Although the area is mostly rural and mountainous, which doesn’t make it an easy place to live in, it’s still a regular destination for extremist settlers, who have been known to attack Palestinians. Activists also say the region is attractive to Israeli military and hard-liners because it’s home to relatively few Palestinians across a relatively large stretch of land, so it’s easier for Israel to assert control over the area and pressure the Palestinians there to relocate to denser cities.
Despite this (or perhaps because of it), the South Hebron Hills have also played host to large collectives of Jewish anti-occupation activists over the years.

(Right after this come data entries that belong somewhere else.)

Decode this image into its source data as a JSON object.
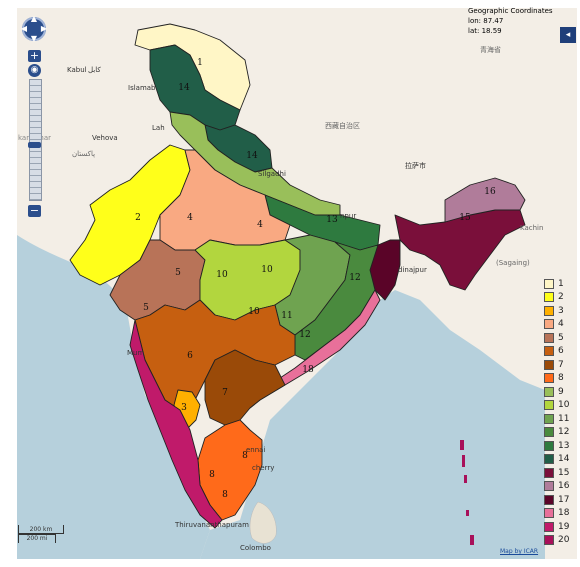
{
  "coordinates": {
    "title": "Geographic Coordinates",
    "lon": "lon: 87.47",
    "lat": "lat: 18.59"
  },
  "controls": {
    "zoom_in": "+",
    "zoom_out": "−",
    "layer_switcher": "◂"
  },
  "scale": {
    "km": "200 km",
    "mi": "200 mi"
  },
  "attribution": "Map by ICAR",
  "place_labels": {
    "kabul": "Kabul",
    "kabul_native": "کابل",
    "islamabad": "Islamab",
    "lahore": "Lah",
    "vehova": "Vehova",
    "kandahar": "kandahar",
    "baluchistan": "پاکستان",
    "tibet": "西藏自治区",
    "qinghai": "青海省",
    "lhasa": "拉萨市",
    "silgadhi": "Silgadhi",
    "kachin": "Kachin",
    "sagaing": "(Sagaing)",
    "mumbai": "Mum",
    "chennai": "ennai",
    "pondicherry": "cherry",
    "colombo": "Colombo",
    "thiruvananthapuram": "Thiruvananthapuram",
    "dinajpur": "dinajpur",
    "kanpur": "npur"
  },
  "zone_labels": [
    {
      "id": "z1",
      "text": "1"
    },
    {
      "id": "z14a",
      "text": "14"
    },
    {
      "id": "z14b",
      "text": "14"
    },
    {
      "id": "z2",
      "text": "2"
    },
    {
      "id": "z4a",
      "text": "4"
    },
    {
      "id": "z4b",
      "text": "4"
    },
    {
      "id": "z13",
      "text": "13"
    },
    {
      "id": "z16",
      "text": "16"
    },
    {
      "id": "z15",
      "text": "15"
    },
    {
      "id": "z10a",
      "text": "10"
    },
    {
      "id": "z10b",
      "text": "10"
    },
    {
      "id": "z10c",
      "text": "10"
    },
    {
      "id": "z5a",
      "text": "5"
    },
    {
      "id": "z5b",
      "text": "5"
    },
    {
      "id": "z11",
      "text": "11"
    },
    {
      "id": "z12a",
      "text": "12"
    },
    {
      "id": "z12b",
      "text": "12"
    },
    {
      "id": "z6",
      "text": "6"
    },
    {
      "id": "z7",
      "text": "7"
    },
    {
      "id": "z3",
      "text": "3"
    },
    {
      "id": "z8a",
      "text": "8"
    },
    {
      "id": "z8b",
      "text": "8"
    },
    {
      "id": "z8c",
      "text": "8"
    },
    {
      "id": "z18",
      "text": "18"
    }
  ],
  "legend": [
    {
      "label": "1",
      "color": "#fff6c6"
    },
    {
      "label": "2",
      "color": "#ffff1a"
    },
    {
      "label": "3",
      "color": "#ffb000"
    },
    {
      "label": "4",
      "color": "#f9a982"
    },
    {
      "label": "5",
      "color": "#b87358"
    },
    {
      "label": "6",
      "color": "#c65f10"
    },
    {
      "label": "7",
      "color": "#9a4a08"
    },
    {
      "label": "8",
      "color": "#ff6a1a"
    },
    {
      "label": "9",
      "color": "#99bf5a"
    },
    {
      "label": "10",
      "color": "#b2d63e"
    },
    {
      "label": "11",
      "color": "#6fa350"
    },
    {
      "label": "12",
      "color": "#4a8a3e"
    },
    {
      "label": "13",
      "color": "#2e7a3f"
    },
    {
      "label": "14",
      "color": "#215e48"
    },
    {
      "label": "15",
      "color": "#7a0f3a"
    },
    {
      "label": "16",
      "color": "#b07c9a"
    },
    {
      "label": "17",
      "color": "#5a0428"
    },
    {
      "label": "18",
      "color": "#e8709a"
    },
    {
      "label": "19",
      "color": "#c01a6a"
    },
    {
      "label": "20",
      "color": "#a8105a"
    }
  ]
}
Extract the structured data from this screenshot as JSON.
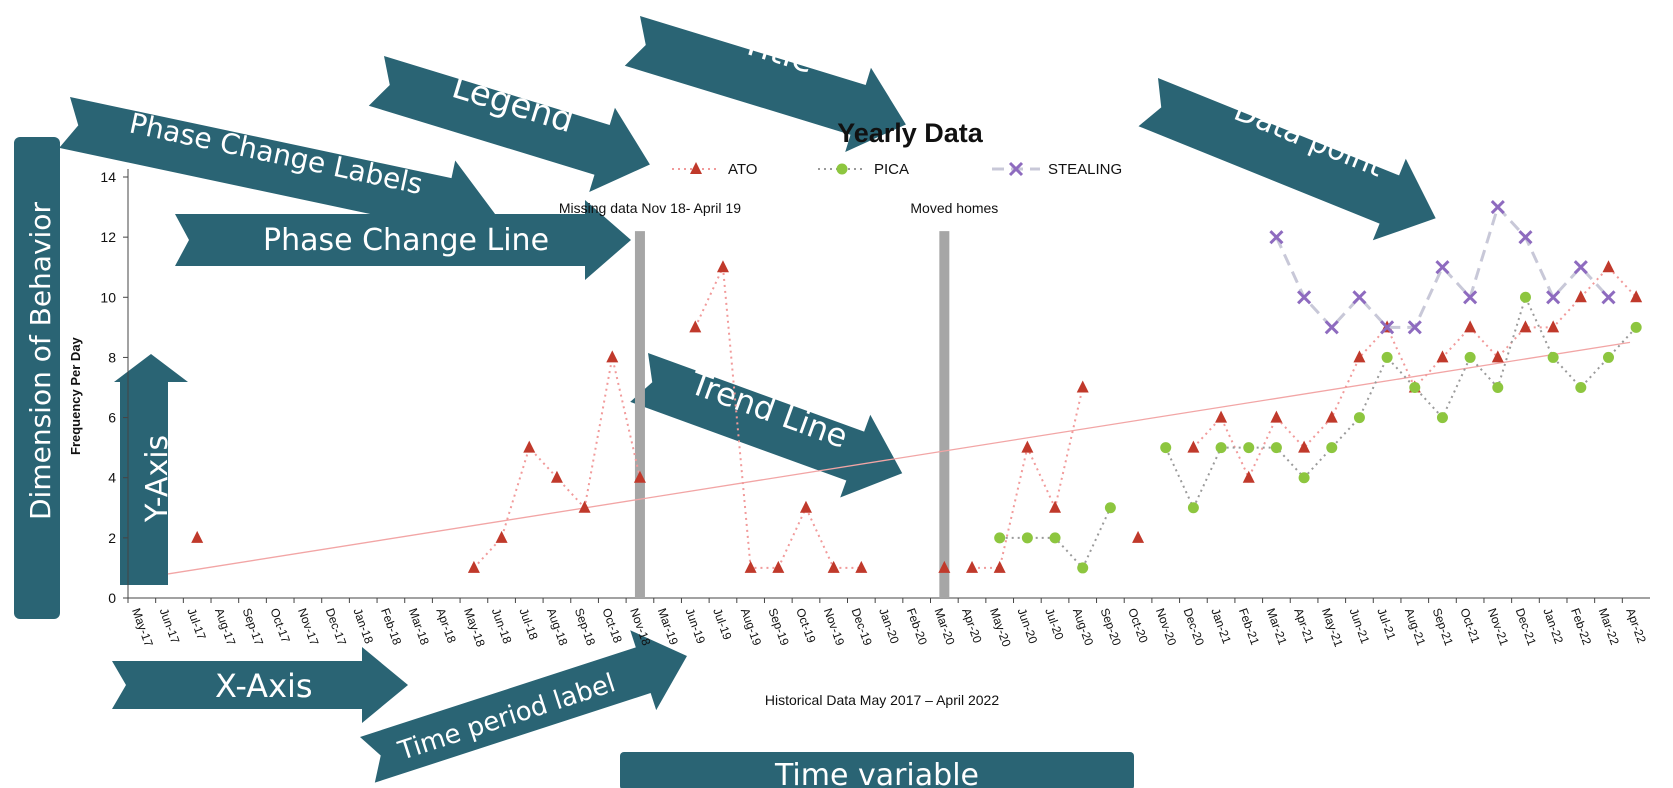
{
  "annotations": {
    "title": "Title",
    "legend": "Legend",
    "phase_change_labels": "Phase Change Labels",
    "phase_change_line": "Phase Change Line",
    "data_point": "Data point",
    "dimension_of_behavior": "Dimension of Behavior",
    "y_axis": "Y-Axis",
    "trend_line": "Trend Line",
    "x_axis": "X-Axis",
    "time_period_label": "Time period label",
    "time_variable": "Time variable"
  },
  "colors": {
    "arrow": "#2a6474",
    "ato": "#c0392b",
    "pica": "#8dc63f",
    "stealing": "#8e6bbf",
    "stealing_line": "#c8c8d8",
    "trend": "#f2a5a5",
    "phase_line": "#a6a6a6"
  },
  "chart_data": {
    "type": "line",
    "title": "Yearly Data",
    "ylabel": "Frequency Per Day",
    "xlabel": "Historical Data May 2017 – April 2022",
    "ylim": [
      0,
      14
    ],
    "yticks": [
      0,
      2,
      4,
      6,
      8,
      10,
      12,
      14
    ],
    "categories": [
      "May-17",
      "Jun-17",
      "Jul-17",
      "Aug-17",
      "Sep-17",
      "Oct-17",
      "Nov-17",
      "Dec-17",
      "Jan-18",
      "Feb-18",
      "Mar-18",
      "Apr-18",
      "May-18",
      "Jun-18",
      "Jul-18",
      "Aug-18",
      "Sep-18",
      "Oct-18",
      "Nov-18",
      "Mar-19",
      "Jun-19",
      "Jul-19",
      "Aug-19",
      "Sep-19",
      "Oct-19",
      "Nov-19",
      "Dec-19",
      "Jan-20",
      "Feb-20",
      "Mar-20",
      "Apr-20",
      "May-20",
      "Jun-20",
      "Jul-20",
      "Aug-20",
      "Sep-20",
      "Oct-20",
      "Nov-20",
      "Dec-20",
      "Jan-21",
      "Feb-21",
      "Mar-21",
      "Apr-21",
      "May-21",
      "Jun-21",
      "Jul-21",
      "Aug-21",
      "Sep-21",
      "Oct-21",
      "Nov-21",
      "Dec-21",
      "Jan-22",
      "Feb-22",
      "Mar-22",
      "Apr-22"
    ],
    "tick_labels": [
      "May-17",
      "Jun-17",
      "Jul-17",
      "Aug-17",
      "Sep-17",
      "Oct-17",
      "Nov-17",
      "Dec-17",
      "Jan-18",
      "Feb-18",
      "Mar-18",
      "Apr-18",
      "May-18",
      "Jun-18",
      "Jul-18",
      "Aug-18",
      "Sep-18",
      "Oct-18",
      "Nov-18",
      "Mar-19",
      "Jun-19",
      "Jul-19",
      "Aug-19",
      "Sep-19",
      "Oct-19",
      "Nov-19",
      "Dec-19",
      "Jan-20",
      "Feb-20",
      "Mar-20",
      "Apr-20",
      "May-20",
      "Jun-20",
      "Jul-20",
      "Aug-20",
      "Sep-20",
      "Oct-20",
      "Nov-20",
      "Dec-20",
      "Jan-21",
      "Feb-21",
      "Mar-21",
      "Apr-21",
      "May-21",
      "Jun-21",
      "Jul-21",
      "Aug-21",
      "Sep-21",
      "Oct-21",
      "Nov-21",
      "Dec-21",
      "Jan-22",
      "Feb-22",
      "Mar-22",
      "Apr-22"
    ],
    "series": [
      {
        "name": "ATO",
        "marker": "triangle",
        "line": "dotted",
        "values": [
          null,
          null,
          2,
          null,
          null,
          null,
          null,
          null,
          null,
          null,
          null,
          null,
          1,
          2,
          5,
          4,
          3,
          8,
          4,
          null,
          9,
          11,
          1,
          1,
          3,
          1,
          1,
          null,
          null,
          1,
          1,
          1,
          5,
          3,
          7,
          null,
          2,
          null,
          5,
          6,
          4,
          6,
          5,
          6,
          8,
          9,
          7,
          8,
          9,
          8,
          9,
          9,
          10,
          11,
          10
        ]
      },
      {
        "name": "PICA",
        "marker": "circle",
        "line": "dotted",
        "values": [
          null,
          null,
          null,
          null,
          null,
          null,
          null,
          null,
          null,
          null,
          null,
          null,
          null,
          null,
          null,
          null,
          null,
          null,
          null,
          null,
          null,
          null,
          null,
          null,
          null,
          null,
          null,
          null,
          null,
          null,
          null,
          2,
          2,
          2,
          1,
          3,
          null,
          5,
          3,
          5,
          5,
          5,
          4,
          5,
          6,
          8,
          7,
          6,
          8,
          7,
          10,
          8,
          7,
          8,
          9
        ]
      },
      {
        "name": "STEALING",
        "marker": "x",
        "line": "dashed",
        "values": [
          null,
          null,
          null,
          null,
          null,
          null,
          null,
          null,
          null,
          null,
          null,
          null,
          null,
          null,
          null,
          null,
          null,
          null,
          null,
          null,
          null,
          null,
          null,
          null,
          null,
          null,
          null,
          null,
          null,
          null,
          null,
          null,
          null,
          null,
          null,
          null,
          null,
          null,
          null,
          null,
          null,
          12,
          10,
          9,
          10,
          9,
          9,
          11,
          10,
          13,
          12,
          10,
          11,
          10,
          null
        ]
      }
    ],
    "trend": {
      "from": [
        0,
        0.8
      ],
      "to": [
        55,
        8.5
      ]
    },
    "phase_changes": [
      {
        "after": "Nov-18",
        "label": "Missing data Nov 18- April 19"
      },
      {
        "after": "Mar-20",
        "label": "Moved homes"
      }
    ],
    "legend_position": "top"
  }
}
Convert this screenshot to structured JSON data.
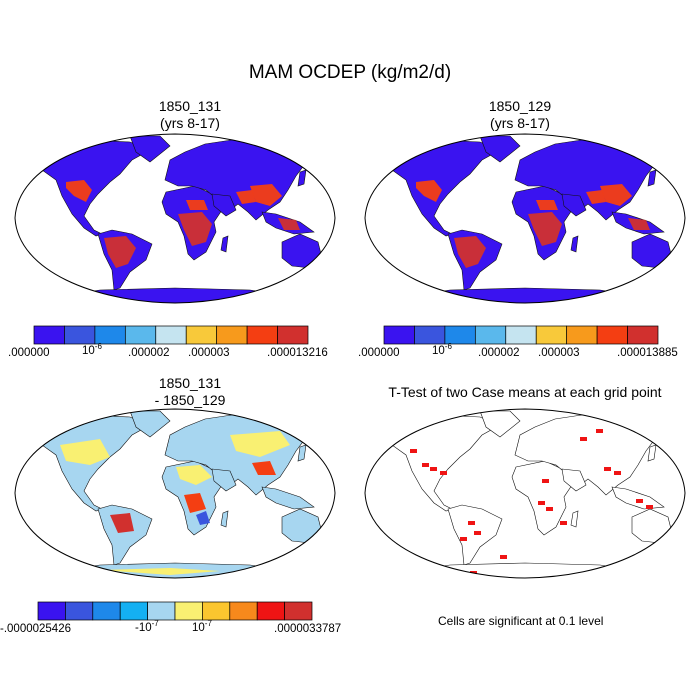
{
  "main_title": "MAM OCDEP (kg/m2/d)",
  "panels": {
    "p1": {
      "title_line1": "1850_131",
      "title_line2": "(yrs 8-17)"
    },
    "p2": {
      "title_line1": "1850_129",
      "title_line2": "(yrs 8-17)"
    },
    "p3": {
      "title_line1": "1850_131",
      "title_line2": "- 1850_129"
    },
    "p4": {
      "title_line1": "T-Test of two Case means at each grid point"
    }
  },
  "colorbars": {
    "cb1": {
      "colors": [
        "#3a13f0",
        "#3a55de",
        "#1e88ea",
        "#5ab8ec",
        "#c5e4f0",
        "#f8c93a",
        "#f79a1c",
        "#f43e12",
        "#d1302e"
      ],
      "labels": {
        "l0": ".000000",
        "l1_base": "10",
        "l1_exp": "-6",
        "l2": ".000002",
        "l3": ".000003",
        "l4": ".000013216"
      }
    },
    "cb2": {
      "colors": [
        "#3a13f0",
        "#3a55de",
        "#1e88ea",
        "#5ab8ec",
        "#c5e4f0",
        "#f8c93a",
        "#f79a1c",
        "#f43e12",
        "#d1302e"
      ],
      "labels": {
        "l0": ".000000",
        "l1_base": "10",
        "l1_exp": "-6",
        "l2": ".000002",
        "l3": ".000003",
        "l4": ".000013885"
      }
    },
    "cb3": {
      "colors": [
        "#3a13f0",
        "#3a55de",
        "#1e88ea",
        "#14b0f2",
        "#a7d6f0",
        "#f9f072",
        "#fbc62f",
        "#f7891c",
        "#ef1414",
        "#d1302e"
      ],
      "labels": {
        "l0": "-.0000025426",
        "l1_base": "-10",
        "l1_exp": "-7",
        "l2_base": "10",
        "l2_exp": "-7",
        "l3": ".0000033787"
      }
    }
  },
  "significance_note": "Cells are significant at 0.1 level",
  "field_colors": {
    "ocean": "#ffffff",
    "land_low": "#3a13f0",
    "land_mid": "#3a55de",
    "hot_a": "#f43e12",
    "hot_b": "#d1302e",
    "diff_light": "#a7d6f0",
    "diff_yellow": "#f9f072",
    "signif": "#ef1414"
  }
}
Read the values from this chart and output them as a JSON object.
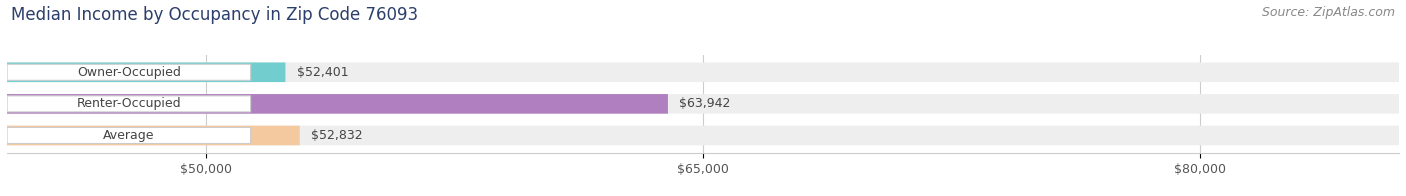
{
  "title": "Median Income by Occupancy in Zip Code 76093",
  "source": "Source: ZipAtlas.com",
  "categories": [
    "Owner-Occupied",
    "Renter-Occupied",
    "Average"
  ],
  "values": [
    52401,
    63942,
    52832
  ],
  "bar_colors": [
    "#72cece",
    "#b07fc0",
    "#f5c9a0"
  ],
  "bar_bg_color": "#efefef",
  "value_labels": [
    "$52,401",
    "$63,942",
    "$52,832"
  ],
  "x_min": 44000,
  "x_max": 86000,
  "xticks": [
    50000,
    65000,
    80000
  ],
  "xtick_labels": [
    "$50,000",
    "$65,000",
    "$80,000"
  ],
  "title_fontsize": 12,
  "source_fontsize": 9,
  "label_fontsize": 9,
  "value_fontsize": 9,
  "tick_fontsize": 9,
  "background_color": "#ffffff"
}
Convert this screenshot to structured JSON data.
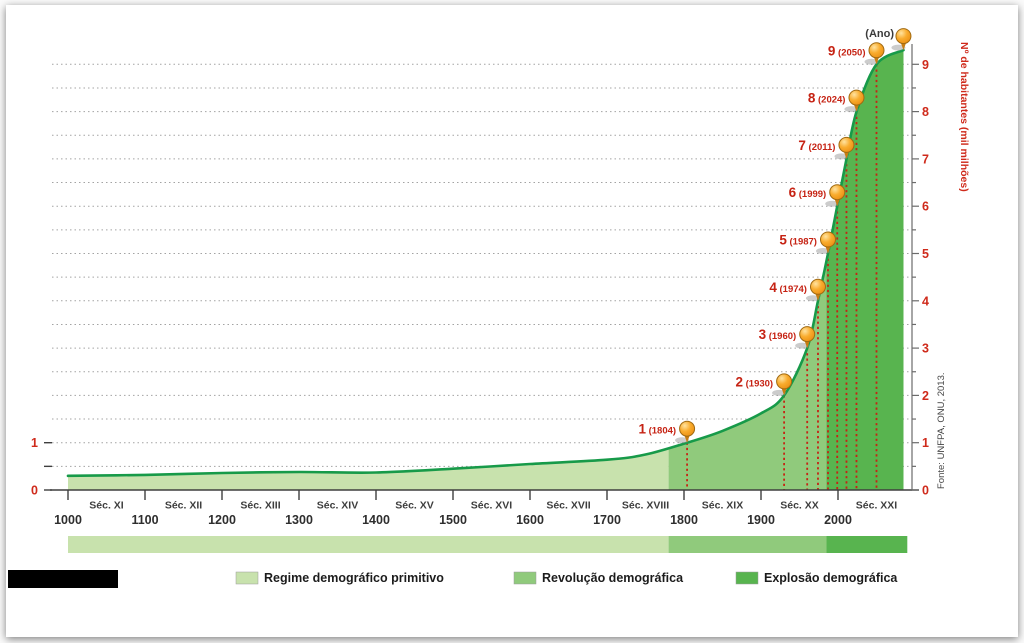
{
  "chart_data": {
    "type": "area",
    "top_axis_label": "(Ano)",
    "y_axis_label": "Nº de habitantes (mil milhões)",
    "source": "Fonte: UNFPA, ONU, 2013.",
    "x_axis": {
      "range": [
        1000,
        2100
      ],
      "year_ticks": [
        1000,
        1100,
        1200,
        1300,
        1400,
        1500,
        1600,
        1700,
        1800,
        1900,
        2000
      ],
      "century_labels": [
        "Séc. XI",
        "Séc. XII",
        "Séc. XIII",
        "Séc. XIV",
        "Séc. XV",
        "Séc. XVI",
        "Séc. XVII",
        "Séc. XVIII",
        "Séc. XIX",
        "Séc. XX",
        "Séc. XXI"
      ]
    },
    "y_axis": {
      "range": [
        0,
        9.5
      ],
      "right_tick_labels": [
        0,
        1,
        2,
        3,
        4,
        5,
        6,
        7,
        8,
        9
      ],
      "left_tick_labels": [
        1,
        0
      ],
      "gridline_step": 0.5
    },
    "curve_points": [
      [
        1000,
        0.3
      ],
      [
        1100,
        0.32
      ],
      [
        1200,
        0.36
      ],
      [
        1300,
        0.38
      ],
      [
        1400,
        0.37
      ],
      [
        1500,
        0.45
      ],
      [
        1600,
        0.55
      ],
      [
        1700,
        0.64
      ],
      [
        1750,
        0.75
      ],
      [
        1804,
        1.0
      ],
      [
        1850,
        1.25
      ],
      [
        1900,
        1.62
      ],
      [
        1930,
        2.0
      ],
      [
        1960,
        3.0
      ],
      [
        1974,
        4.0
      ],
      [
        1987,
        5.0
      ],
      [
        1999,
        6.0
      ],
      [
        2011,
        7.0
      ],
      [
        2024,
        8.0
      ],
      [
        2050,
        9.0
      ],
      [
        2085,
        9.3
      ]
    ],
    "milestones": [
      {
        "n": 1,
        "year": 1804,
        "value": 1
      },
      {
        "n": 2,
        "year": 1930,
        "value": 2
      },
      {
        "n": 3,
        "year": 1960,
        "value": 3
      },
      {
        "n": 4,
        "year": 1974,
        "value": 4
      },
      {
        "n": 5,
        "year": 1987,
        "value": 5
      },
      {
        "n": 6,
        "year": 1999,
        "value": 6
      },
      {
        "n": 7,
        "year": 2011,
        "value": 7
      },
      {
        "n": 8,
        "year": 2024,
        "value": 8
      },
      {
        "n": 9,
        "year": 2050,
        "value": 9
      }
    ],
    "end_marker": {
      "year": 2085,
      "value": 9.3
    },
    "periods": [
      {
        "label": "Regime demográfico primitivo",
        "start_year": 1000,
        "end_year": 1780,
        "color": "#c8e2ad"
      },
      {
        "label": "Revolução demográfica",
        "start_year": 1780,
        "end_year": 1985,
        "color": "#90ca7c"
      },
      {
        "label": "Explosão demográfica",
        "start_year": 1985,
        "end_year": 2090,
        "color": "#58b44f"
      }
    ],
    "colors": {
      "curve": "#179a49",
      "gridline": "#a3a3a3",
      "milestone_red": "#c62314",
      "pin_orange": "#f6a41f"
    }
  }
}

Israeli and international groups alike have developed relationships with the Palestinians in the region dating back to the early 2000s, and drop by to aid local farmers in olive harvests, which are frequent targets of settler violence.
Several groups formed after the 2014 Israel-Gaza war have roots there, including the All That’s Left collective and the Center for Jewish Nonviolence, which launched a fellowship program called Hineinu last year to send Jews to live in the area for three-month stints, learning Arabic and building activist networks.
“The South Hebron Hills is a region that has had a solidarity presence, particularly Jewish solidarity activism, for a long time,” Oriel Eisner, a staffer for the Center for Jewish Nonviolence, told JTA, noting that groups like Rabbis for Human Rights can also trace their origins to the region.
The Jewish groups behind the Save Masafer Yatta Campaign say they all have varying beliefs on issues like Zionism and the Boycott, Divestment, Sanctions movement, but that they are all united against Israel’s occupation of the West Bank.
Jacobs told JTA that such groups have made a positive impact on Jewish-Palestinian relations, because it’s the first time many residents of the South Hebron Hills encounter Jews who aren’t either settlers or in the military. “There are Palestinians who, the major encounters they have with Jews are [with] people who are carrying out violent acts against them,” she said.
The anti-occupation activists told JTA they intend to keep up their Masafer Yatta campaign in the hopes of dissuading the IDF from following through on its evictions.
“We really have another stage of our campaign now, where our goal is to make it clear to the army that it’s not worth it,” Rosen said. “If they show up with trucks and try to forcibly remove people from their homes, that’s not something that they’re going to be able to do under the cover of darkness, with nobody watching and nobody caring… The world will be watching.”